Они, к счастью, мало обо мне думали. Ты рядом с ними, но ты сам по себе, а они сами по себе. Потому что ты давным-давно для них уже не взрослеешь (хотя годы идут), а, наоборот, все больше превращаешься в того самого Игорька, которого нет и в помине. Происходит обратное движение. И опять, как и давным-давно, их начинает интересовать лишь одно: не болит ли у тебя животик, не дать ли водицы, тепло ли обут и не надует ли в бок.
А того тебя, который лежит на лежанке, они не трогают и ни о чем не спрашивают. Того дяденьку они мало знают. И едва ли хотят знать.
Но однажды отец заговорил.
Он долго-долго мялся у окна, топтался — там, где герани, — потом повернулся ко мне. Тут ему под ногу попался сонный кот, кот рявкнул и хотел отскочить к печке — отец в сердцах пнул, после чего кот не только выполнил свою программу, но и дважды перевернулся в воздухе.
— Пшел! — ругнулся отец.
А потом ко мне:
— Ну и что?.. Значит, она еще не ходит?
Это про Машу.
— И сдвигов нет?.. А такого чувства, что вот-вот и завтра пойдет, тоже нет?
— Нет.
Он вздохнул. Он считал, что именно это меня и гложет и что я попросту удрал от своего горя. Потому что сколько ни твердят, что от себя не убежишь, а все-таки люди убегают, и еще как убегают, а значит, убежать можно.

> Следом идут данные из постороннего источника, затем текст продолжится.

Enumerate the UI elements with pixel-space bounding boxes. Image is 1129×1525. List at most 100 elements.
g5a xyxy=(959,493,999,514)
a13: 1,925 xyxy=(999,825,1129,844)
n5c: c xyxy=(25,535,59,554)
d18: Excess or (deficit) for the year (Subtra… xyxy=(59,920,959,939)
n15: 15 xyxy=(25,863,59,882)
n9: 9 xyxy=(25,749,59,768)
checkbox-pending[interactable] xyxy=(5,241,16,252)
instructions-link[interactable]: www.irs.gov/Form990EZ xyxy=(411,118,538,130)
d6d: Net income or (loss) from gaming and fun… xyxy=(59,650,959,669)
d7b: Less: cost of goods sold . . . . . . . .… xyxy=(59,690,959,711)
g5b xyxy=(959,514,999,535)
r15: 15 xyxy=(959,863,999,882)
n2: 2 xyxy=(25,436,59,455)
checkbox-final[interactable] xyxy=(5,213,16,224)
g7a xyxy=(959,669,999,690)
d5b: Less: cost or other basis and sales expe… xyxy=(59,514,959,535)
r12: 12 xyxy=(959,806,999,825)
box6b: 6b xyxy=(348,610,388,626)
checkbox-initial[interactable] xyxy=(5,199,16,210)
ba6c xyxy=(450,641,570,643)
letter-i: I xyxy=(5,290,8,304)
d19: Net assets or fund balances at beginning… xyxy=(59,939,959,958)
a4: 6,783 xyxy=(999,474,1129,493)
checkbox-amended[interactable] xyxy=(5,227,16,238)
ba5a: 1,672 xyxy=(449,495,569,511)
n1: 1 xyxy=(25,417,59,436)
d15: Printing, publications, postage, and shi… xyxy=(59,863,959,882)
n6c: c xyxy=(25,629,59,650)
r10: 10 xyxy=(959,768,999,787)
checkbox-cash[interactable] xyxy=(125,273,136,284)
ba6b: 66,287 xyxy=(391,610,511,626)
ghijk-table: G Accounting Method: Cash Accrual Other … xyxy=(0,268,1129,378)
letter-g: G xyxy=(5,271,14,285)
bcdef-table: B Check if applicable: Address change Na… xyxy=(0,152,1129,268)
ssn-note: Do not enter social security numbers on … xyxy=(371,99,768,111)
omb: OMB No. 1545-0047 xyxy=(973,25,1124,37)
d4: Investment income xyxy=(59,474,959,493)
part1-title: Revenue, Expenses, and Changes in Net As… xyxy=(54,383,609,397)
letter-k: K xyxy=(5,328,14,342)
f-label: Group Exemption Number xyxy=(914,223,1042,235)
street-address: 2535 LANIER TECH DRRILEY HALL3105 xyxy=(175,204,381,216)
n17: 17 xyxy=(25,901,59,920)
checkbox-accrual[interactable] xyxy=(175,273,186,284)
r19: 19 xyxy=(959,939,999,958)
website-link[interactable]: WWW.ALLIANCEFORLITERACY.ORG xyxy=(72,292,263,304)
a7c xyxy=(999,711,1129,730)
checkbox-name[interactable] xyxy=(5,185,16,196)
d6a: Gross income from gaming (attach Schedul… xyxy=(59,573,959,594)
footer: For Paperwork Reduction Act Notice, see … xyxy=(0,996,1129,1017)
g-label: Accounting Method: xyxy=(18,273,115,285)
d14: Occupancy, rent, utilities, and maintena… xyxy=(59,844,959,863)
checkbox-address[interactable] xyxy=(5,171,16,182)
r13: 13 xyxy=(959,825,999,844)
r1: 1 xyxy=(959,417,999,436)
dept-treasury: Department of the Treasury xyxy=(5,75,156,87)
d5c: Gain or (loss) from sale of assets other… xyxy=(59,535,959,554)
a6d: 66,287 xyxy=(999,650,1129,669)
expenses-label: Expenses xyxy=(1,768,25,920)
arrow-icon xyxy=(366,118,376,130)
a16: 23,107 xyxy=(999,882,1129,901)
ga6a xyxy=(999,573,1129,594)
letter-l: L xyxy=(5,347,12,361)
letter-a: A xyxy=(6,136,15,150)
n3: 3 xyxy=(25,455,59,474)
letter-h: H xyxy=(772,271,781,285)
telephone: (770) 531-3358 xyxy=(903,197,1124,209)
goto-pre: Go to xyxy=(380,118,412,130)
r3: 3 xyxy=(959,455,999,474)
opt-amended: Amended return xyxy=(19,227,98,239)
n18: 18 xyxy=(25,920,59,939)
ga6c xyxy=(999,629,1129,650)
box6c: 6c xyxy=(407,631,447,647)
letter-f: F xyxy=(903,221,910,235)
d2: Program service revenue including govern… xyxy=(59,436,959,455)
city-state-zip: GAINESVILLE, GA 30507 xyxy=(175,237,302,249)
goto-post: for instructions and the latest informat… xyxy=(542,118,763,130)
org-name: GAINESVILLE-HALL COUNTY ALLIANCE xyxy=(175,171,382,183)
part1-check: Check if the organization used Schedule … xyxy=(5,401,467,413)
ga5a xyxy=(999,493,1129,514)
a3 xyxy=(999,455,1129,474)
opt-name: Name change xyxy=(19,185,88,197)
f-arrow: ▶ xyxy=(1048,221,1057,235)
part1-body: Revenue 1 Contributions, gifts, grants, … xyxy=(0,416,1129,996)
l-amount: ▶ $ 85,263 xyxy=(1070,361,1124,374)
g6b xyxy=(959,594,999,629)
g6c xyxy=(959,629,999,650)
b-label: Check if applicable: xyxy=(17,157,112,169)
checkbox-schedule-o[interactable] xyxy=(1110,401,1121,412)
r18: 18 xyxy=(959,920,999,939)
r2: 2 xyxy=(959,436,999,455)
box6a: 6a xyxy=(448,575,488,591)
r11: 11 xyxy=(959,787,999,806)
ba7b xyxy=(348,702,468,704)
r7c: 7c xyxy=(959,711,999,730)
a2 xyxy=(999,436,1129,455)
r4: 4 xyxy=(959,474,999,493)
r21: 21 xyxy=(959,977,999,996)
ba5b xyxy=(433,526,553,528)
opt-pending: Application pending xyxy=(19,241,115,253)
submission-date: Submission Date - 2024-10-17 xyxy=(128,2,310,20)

— Эх-хе-хех… — выдал он еще один полновесный вздох.
И сказал:
— Я ж те говорил — пусть у нас растет. Пока я и мать ходим.
И осекся, будто нечаянно сказал что-то очень значительное. Возможно, оно и было таким. Очень значительным. Потому что мне стало неловко, что удрал я вовсе не от дочки, не от жены, не от горя или беды, а от чего-то такого, чему и не сразу дашь понятное имя. Мне было неловко, но не больше. Я только отметил, что вот ведь мне неловко. И продолжал лежать на высокой лежанке, неотрывно глядя на подымающуюся струйку дыма от моей сигареты. Потолок был рядом (руку протянуть), и струйка дыма натыкалась на него и стелилась, растекаясь по потолку обеими нитками — зеленой и голубой.
Утром случай вновь напомнил о собирателе книг, зачарованном п-п-пространством. Был завтрак. Была картошка с постным маслом и луком. Я еще не уполз к себе наверх, то есть на лежанку, — сидел и ел.
— Здоровы будем. — И вошел мужичок. Слегка в снегу. И с выражением на лице, с каким приходят к большому начальству. От меня, «ученого человека», он чего-то хотел, а матушка шепталась с ним в сенях, не пускала и пыталась выпроводить. Но не удалось.
Мужичок стоял и смотрел, как я ем.
— Садись за стол, — сказала матушка. — Раз уж ввалился, садись.
— Не, — сказал он.
И опять смотрел. Улыбался. Потом вытащил из-за пазухи толстенную книгу и шумно бухнул ее мне на стол.
— Был у нас осенью собиратель. Бородатый. — И он засмеялся. — Очень, стало быть, хотел вот эту книгу.
— Ну и что? — спросил я.
— Я ему не уступил.
— А теперь?
— А теперь денежки нужны стали, вот повезу книгу в город.